Die Balkanroute hat sich seit der Flüchtlingskrise 2015 immer weiter auf das Territorium der Republik Bosnien und Herzegowina verlagert. Weil die im Flachland liegenden Grenzen Serbiens zu den EU-Staaten Ungarn und Kroatien für Migranten auf dem Weg von Griechenland in den reichen Westen und Norden der EU quasi geschlossen wurden, versuchen immer mehr von ihnen ihr Glück über die Berge an der bosnisch-kroatischen Grenze.

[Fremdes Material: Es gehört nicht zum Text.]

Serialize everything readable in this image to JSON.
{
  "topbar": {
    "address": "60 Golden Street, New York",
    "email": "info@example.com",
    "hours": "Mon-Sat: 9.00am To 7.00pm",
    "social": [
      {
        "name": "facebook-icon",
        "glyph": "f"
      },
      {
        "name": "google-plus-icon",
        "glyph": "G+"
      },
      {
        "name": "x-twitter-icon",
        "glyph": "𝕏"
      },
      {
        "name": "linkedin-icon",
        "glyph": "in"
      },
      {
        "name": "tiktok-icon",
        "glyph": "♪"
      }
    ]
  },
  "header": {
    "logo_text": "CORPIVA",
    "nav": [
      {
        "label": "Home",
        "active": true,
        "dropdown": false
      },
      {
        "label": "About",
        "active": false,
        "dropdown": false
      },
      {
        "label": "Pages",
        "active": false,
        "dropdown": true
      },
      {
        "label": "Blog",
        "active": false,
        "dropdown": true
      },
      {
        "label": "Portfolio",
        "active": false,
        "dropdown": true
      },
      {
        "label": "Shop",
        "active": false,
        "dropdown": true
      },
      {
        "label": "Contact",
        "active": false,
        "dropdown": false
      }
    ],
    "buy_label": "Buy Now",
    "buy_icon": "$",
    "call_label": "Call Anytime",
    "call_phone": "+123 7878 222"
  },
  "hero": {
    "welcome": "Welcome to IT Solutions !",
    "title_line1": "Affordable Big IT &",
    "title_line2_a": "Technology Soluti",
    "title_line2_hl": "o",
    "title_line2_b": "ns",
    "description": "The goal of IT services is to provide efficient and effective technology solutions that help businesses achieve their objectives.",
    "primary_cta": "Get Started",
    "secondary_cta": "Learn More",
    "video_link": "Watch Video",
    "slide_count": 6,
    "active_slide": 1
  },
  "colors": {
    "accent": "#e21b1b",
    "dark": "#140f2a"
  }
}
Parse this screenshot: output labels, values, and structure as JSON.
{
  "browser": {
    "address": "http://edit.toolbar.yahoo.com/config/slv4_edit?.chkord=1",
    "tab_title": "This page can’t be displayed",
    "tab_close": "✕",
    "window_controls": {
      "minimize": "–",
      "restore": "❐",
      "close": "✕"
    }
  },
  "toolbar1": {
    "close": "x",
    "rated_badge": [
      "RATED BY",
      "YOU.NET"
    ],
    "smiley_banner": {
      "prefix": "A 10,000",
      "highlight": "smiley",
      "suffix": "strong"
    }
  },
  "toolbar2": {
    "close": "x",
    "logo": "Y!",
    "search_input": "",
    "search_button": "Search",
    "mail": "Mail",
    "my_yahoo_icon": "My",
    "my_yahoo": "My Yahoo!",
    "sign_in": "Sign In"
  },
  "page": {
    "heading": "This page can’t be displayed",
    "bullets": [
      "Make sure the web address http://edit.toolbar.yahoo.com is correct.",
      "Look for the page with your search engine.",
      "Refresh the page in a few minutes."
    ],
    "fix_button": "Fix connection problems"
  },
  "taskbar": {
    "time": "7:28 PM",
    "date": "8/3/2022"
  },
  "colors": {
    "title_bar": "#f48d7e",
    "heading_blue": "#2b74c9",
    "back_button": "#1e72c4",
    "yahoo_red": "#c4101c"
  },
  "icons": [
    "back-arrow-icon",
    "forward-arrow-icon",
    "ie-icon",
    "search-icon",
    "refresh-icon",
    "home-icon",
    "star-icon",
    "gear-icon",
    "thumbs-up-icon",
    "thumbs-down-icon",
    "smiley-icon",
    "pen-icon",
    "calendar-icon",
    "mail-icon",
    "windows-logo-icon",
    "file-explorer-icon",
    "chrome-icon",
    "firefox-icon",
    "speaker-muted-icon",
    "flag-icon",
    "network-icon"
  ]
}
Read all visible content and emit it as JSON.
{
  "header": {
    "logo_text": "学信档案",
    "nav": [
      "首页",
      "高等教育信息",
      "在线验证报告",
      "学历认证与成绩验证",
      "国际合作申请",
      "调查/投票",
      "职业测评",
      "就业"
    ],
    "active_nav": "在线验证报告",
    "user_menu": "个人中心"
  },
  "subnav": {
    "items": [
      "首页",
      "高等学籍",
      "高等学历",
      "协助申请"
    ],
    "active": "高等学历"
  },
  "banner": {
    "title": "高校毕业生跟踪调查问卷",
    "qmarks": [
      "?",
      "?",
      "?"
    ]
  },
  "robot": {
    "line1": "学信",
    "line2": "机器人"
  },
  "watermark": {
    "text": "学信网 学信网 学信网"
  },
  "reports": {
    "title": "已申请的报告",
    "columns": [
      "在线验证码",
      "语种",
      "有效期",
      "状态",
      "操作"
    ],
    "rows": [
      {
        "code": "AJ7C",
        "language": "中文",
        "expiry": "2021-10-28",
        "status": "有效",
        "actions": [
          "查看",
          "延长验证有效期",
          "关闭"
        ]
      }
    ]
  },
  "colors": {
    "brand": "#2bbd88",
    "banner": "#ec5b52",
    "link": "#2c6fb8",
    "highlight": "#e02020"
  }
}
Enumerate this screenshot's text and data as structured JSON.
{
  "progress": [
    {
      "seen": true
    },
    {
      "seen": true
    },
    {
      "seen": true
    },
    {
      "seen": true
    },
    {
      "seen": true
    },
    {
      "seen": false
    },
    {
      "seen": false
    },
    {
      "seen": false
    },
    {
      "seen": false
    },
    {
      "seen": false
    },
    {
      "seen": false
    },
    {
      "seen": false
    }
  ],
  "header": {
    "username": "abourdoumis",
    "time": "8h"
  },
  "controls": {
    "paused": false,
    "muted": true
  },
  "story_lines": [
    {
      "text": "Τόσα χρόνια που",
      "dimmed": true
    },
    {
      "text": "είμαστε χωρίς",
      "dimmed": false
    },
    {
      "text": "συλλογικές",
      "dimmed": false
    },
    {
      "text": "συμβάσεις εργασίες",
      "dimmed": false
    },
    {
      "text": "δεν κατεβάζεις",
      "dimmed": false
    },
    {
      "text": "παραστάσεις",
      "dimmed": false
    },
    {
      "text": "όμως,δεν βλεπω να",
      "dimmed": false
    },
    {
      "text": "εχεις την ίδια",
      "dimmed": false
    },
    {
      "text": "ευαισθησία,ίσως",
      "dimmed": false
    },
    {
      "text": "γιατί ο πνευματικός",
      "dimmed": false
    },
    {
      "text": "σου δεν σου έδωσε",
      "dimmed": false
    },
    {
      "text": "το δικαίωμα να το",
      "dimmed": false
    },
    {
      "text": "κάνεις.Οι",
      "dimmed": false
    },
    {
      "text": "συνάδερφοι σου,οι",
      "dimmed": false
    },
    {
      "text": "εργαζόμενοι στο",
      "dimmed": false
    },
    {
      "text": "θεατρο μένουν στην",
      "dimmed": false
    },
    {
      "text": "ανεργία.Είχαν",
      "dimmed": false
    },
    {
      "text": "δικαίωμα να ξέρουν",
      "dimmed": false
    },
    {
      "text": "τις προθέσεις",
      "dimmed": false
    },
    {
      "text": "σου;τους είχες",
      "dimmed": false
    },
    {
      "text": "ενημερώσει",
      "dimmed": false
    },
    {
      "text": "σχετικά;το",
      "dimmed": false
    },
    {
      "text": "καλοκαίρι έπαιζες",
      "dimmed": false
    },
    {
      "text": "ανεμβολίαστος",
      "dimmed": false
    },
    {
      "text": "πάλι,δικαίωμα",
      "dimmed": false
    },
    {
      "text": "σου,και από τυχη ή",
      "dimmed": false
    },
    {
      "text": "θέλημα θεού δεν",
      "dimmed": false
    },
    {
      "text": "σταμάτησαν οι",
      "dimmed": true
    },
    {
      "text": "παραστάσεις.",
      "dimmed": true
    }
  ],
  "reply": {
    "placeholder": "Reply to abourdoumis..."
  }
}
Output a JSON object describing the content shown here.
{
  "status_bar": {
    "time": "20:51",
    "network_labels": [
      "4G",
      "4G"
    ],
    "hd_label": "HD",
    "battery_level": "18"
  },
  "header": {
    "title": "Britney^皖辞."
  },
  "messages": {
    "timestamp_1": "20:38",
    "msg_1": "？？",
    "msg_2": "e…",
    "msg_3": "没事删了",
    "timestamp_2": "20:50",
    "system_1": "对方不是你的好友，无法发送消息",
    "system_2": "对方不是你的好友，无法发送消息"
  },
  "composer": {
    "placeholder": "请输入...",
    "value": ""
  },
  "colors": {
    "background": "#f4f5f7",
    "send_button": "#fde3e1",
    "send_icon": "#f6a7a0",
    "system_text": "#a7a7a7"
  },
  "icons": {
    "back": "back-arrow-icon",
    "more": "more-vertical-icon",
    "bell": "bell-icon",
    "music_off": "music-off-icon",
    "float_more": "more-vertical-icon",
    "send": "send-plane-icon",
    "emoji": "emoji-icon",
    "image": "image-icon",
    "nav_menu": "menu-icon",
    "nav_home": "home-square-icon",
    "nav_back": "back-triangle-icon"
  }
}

Die genaue Zahl der Menschen aus Afghanistan, Marokko, Pakistan, Syrien und anderen Kriegs- und Krisenstaaten, die sich zur Zeit in Bosnien aufhalten, ist unbekannt. Die EU geht von 8000 Migranten aus, lokale Hilfsorganisationen meinen, dass es eher 12.000 sind. Einig sind sich alle Helfenden, dass die Kapazitäten an Unterkünften, Lebensmitteln und medizinischer Versorgung in dem 3,5-Millionen-Einwohner-Land nicht ausreichen, um sie auch nur ansatzweise zu versorgen.
Ende Dezember war die Lage in Westbosnien nahe der kroatischen Grenze eskaliert: Nachdem die ausländischen Mitarbeiter das Flüchtlingslager "Lipa" verlassen hatten, da die bosnischen Behörden die Anlage nicht winterfest gemacht hatten, kam es dort zu einem Brand. Seitdem campieren ca. 1.300 Migranten bei Minustemperaturen in leerstehenden Gebäuden ohne Heizung oder gar im Freien. Die 20 beheizbaren Zelte, die die bosnische Armee Ende vergangener Woche zur Verfügung gestellt hat, reichen bei weitem nicht aus, um sie unterzubringen. Zudem sind die laut einem vertraulichem "Situationsbericht" der EU-Kommission, den die Tageszeitung Die Welt am vergangenen Freitag (15.01.2021) veröffentlichte, in mangelhaftem Zustand.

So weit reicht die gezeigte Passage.